Les dix commandements de Raymond Chandler pour le roman policier

1. Son motif doit être crédible, tant dans la situation de départ que dans le dénouement.

2. Il doit sonner juste techniquement quant aux méthodes du meurtre et à celles de l’enquête.

3. Il doit être réaliste quant aux personnages, au cadre et à l’atmosphère. Il doit parler de vrais gens dans le vrai monde.

4. L’histoire doit avoir de la valeur en dehors du mystère lui-même : c’est-à-dire que l’enquête elle-même doit être une aventure qui vaille d’être lue.

5. Il doit être fondé sur assez de simplicité pour pouvoir s’expliquer aisément le moment venu.

6. Il doit déjouer un lecteur raisonnablement intelligent.

7. La solution doit paraître inéluctable une fois révélée.

8. Il ne doit pas essayer de tout faire à la fois.
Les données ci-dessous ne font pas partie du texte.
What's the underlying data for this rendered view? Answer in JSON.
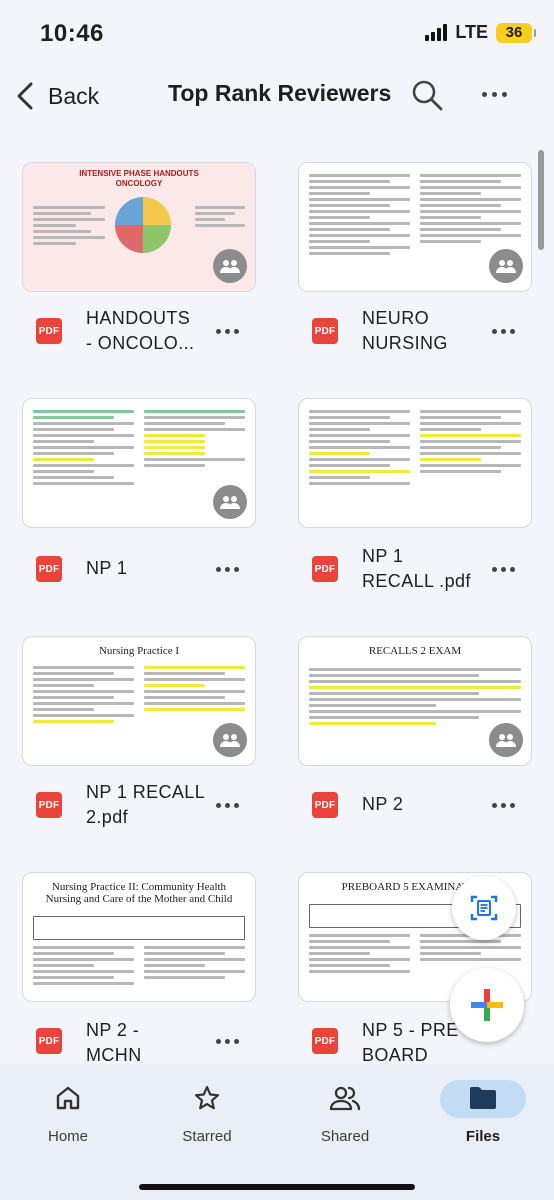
{
  "status": {
    "time": "10:46",
    "network": "LTE",
    "battery": "36"
  },
  "appbar": {
    "back_label": "Back",
    "title": "Top Rank Reviewers"
  },
  "files": [
    {
      "name_line1": "HANDOUTS",
      "name_line2": "- ONCOLO...",
      "type": "PDF"
    },
    {
      "name_line1": "NEURO",
      "name_line2": "NURSING",
      "type": "PDF"
    },
    {
      "name_line1": "NP 1",
      "name_line2": "",
      "type": "PDF"
    },
    {
      "name_line1": "NP 1",
      "name_line2": "RECALL .pdf",
      "type": "PDF"
    },
    {
      "name_line1": "NP 1 RECALL",
      "name_line2": "2.pdf",
      "type": "PDF"
    },
    {
      "name_line1": "NP 2",
      "name_line2": "",
      "type": "PDF"
    },
    {
      "name_line1": "NP 2 -",
      "name_line2": "MCHN",
      "type": "PDF"
    },
    {
      "name_line1": "NP 5 - PRE",
      "name_line2": "BOARD",
      "type": "PDF"
    }
  ],
  "thumb_titles": {
    "onco": "INTENSIVE PHASE HANDOUTS ONCOLOGY",
    "np1recall2": "Nursing Practice I",
    "np2": "RECALLS 2 EXAM",
    "mchn": "Nursing Practice II: Community Health Nursing and Care of the Mother and Child",
    "preboard": "PREBOARD 5 EXAMINATION"
  },
  "nav": [
    {
      "label": "Home",
      "icon": "home-icon"
    },
    {
      "label": "Starred",
      "icon": "star-icon"
    },
    {
      "label": "Shared",
      "icon": "shared-icon"
    },
    {
      "label": "Files",
      "icon": "folder-icon",
      "active": true
    }
  ],
  "colors": {
    "pdf": "#e8443a",
    "active_pill": "#c2dcf5",
    "battery": "#f7cf1a"
  }
}
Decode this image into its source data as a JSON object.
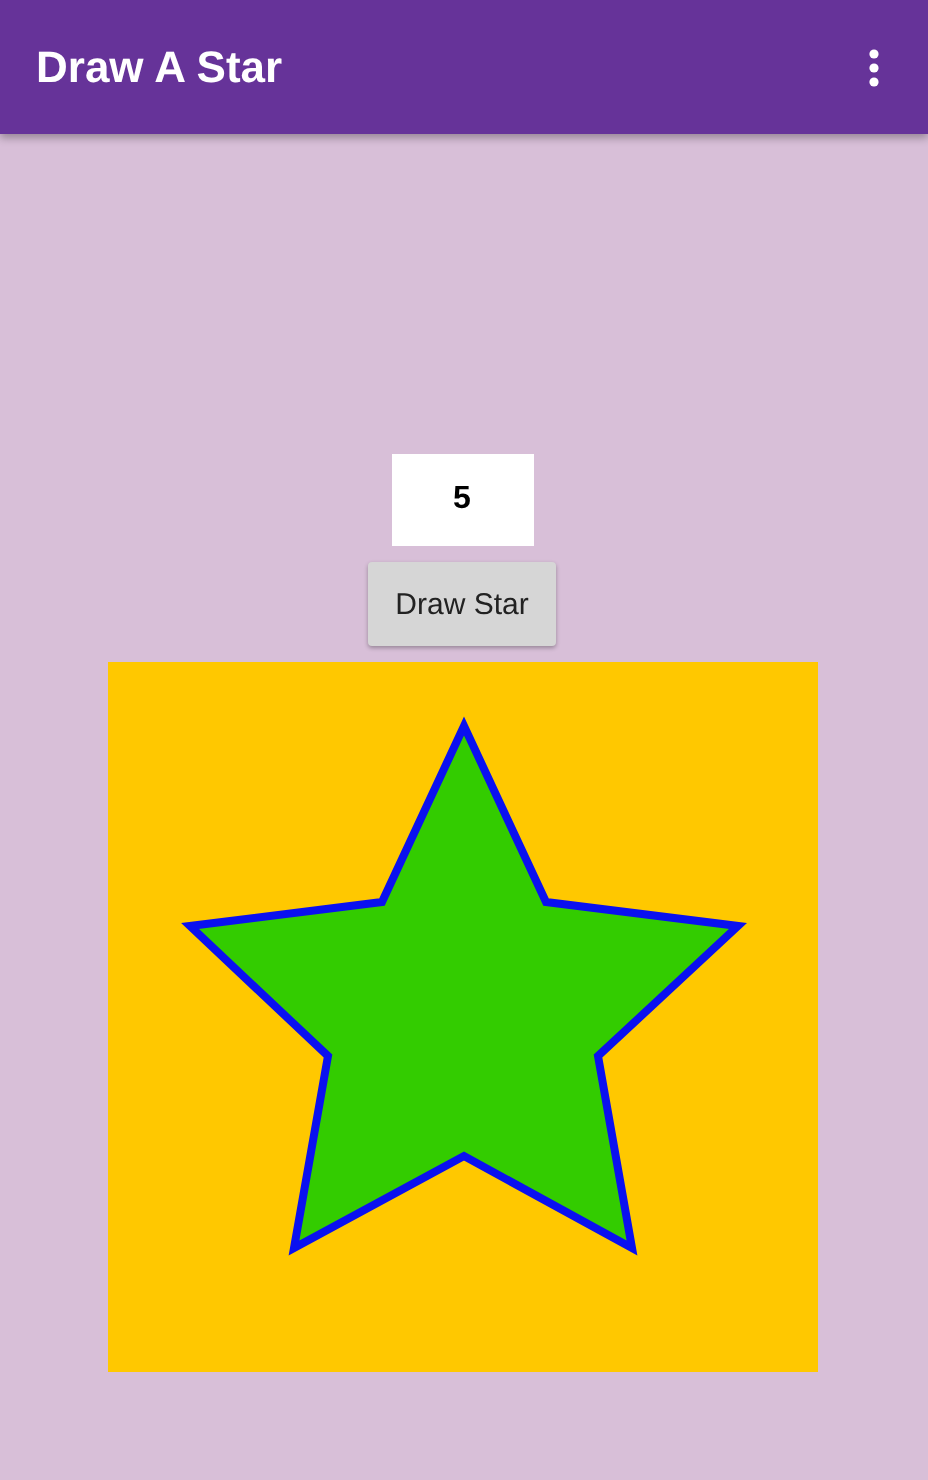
{
  "app_bar": {
    "title": "Draw A Star"
  },
  "points_field": {
    "value": "5"
  },
  "draw_button": {
    "label": "Draw Star"
  }
}
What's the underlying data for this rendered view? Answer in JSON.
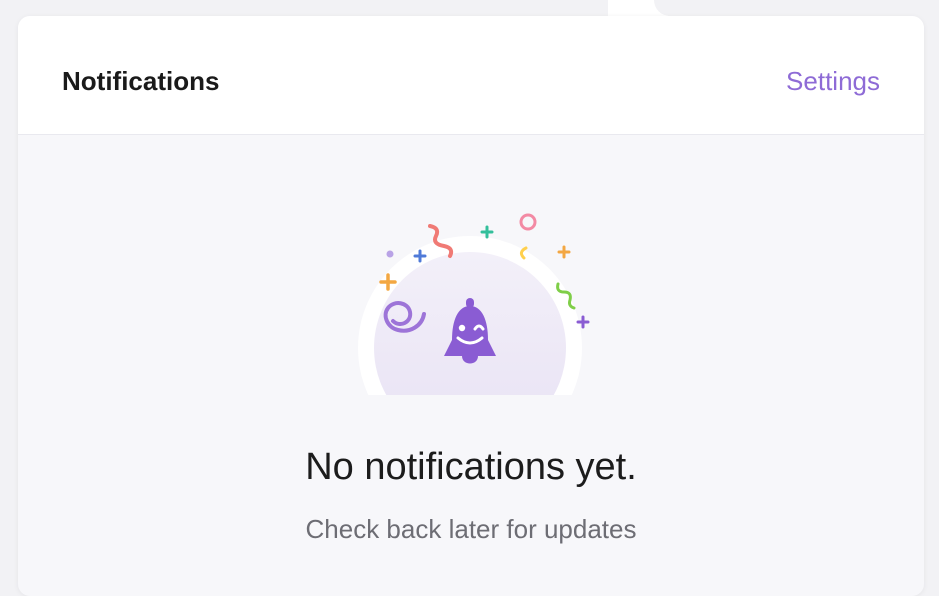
{
  "header": {
    "title": "Notifications",
    "settings_label": "Settings"
  },
  "empty_state": {
    "title": "No notifications yet.",
    "subtitle": "Check back later for updates",
    "illustration_icon": "bell-icon"
  },
  "colors": {
    "accent": "#8e6bd6",
    "bell": "#8a5cd3",
    "background": "#f7f7fa",
    "header_bg": "#ffffff"
  }
}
Si c’est une histoire de puzzle se déroulant dans une atmosphère tranquille et raisonnable, elle ne peut être aussi une violente aventure ou une histoire d’amour passionnée.

9. Il doit punir le criminel d’une façon ou d’une autre, pas nécessairement par le biais de la loi… Si l’enquêteur échoue à résoudre les conséquences du crime, l’histoire comme un accord inachevé laisse derrière elle une sérieuse insatisfaction.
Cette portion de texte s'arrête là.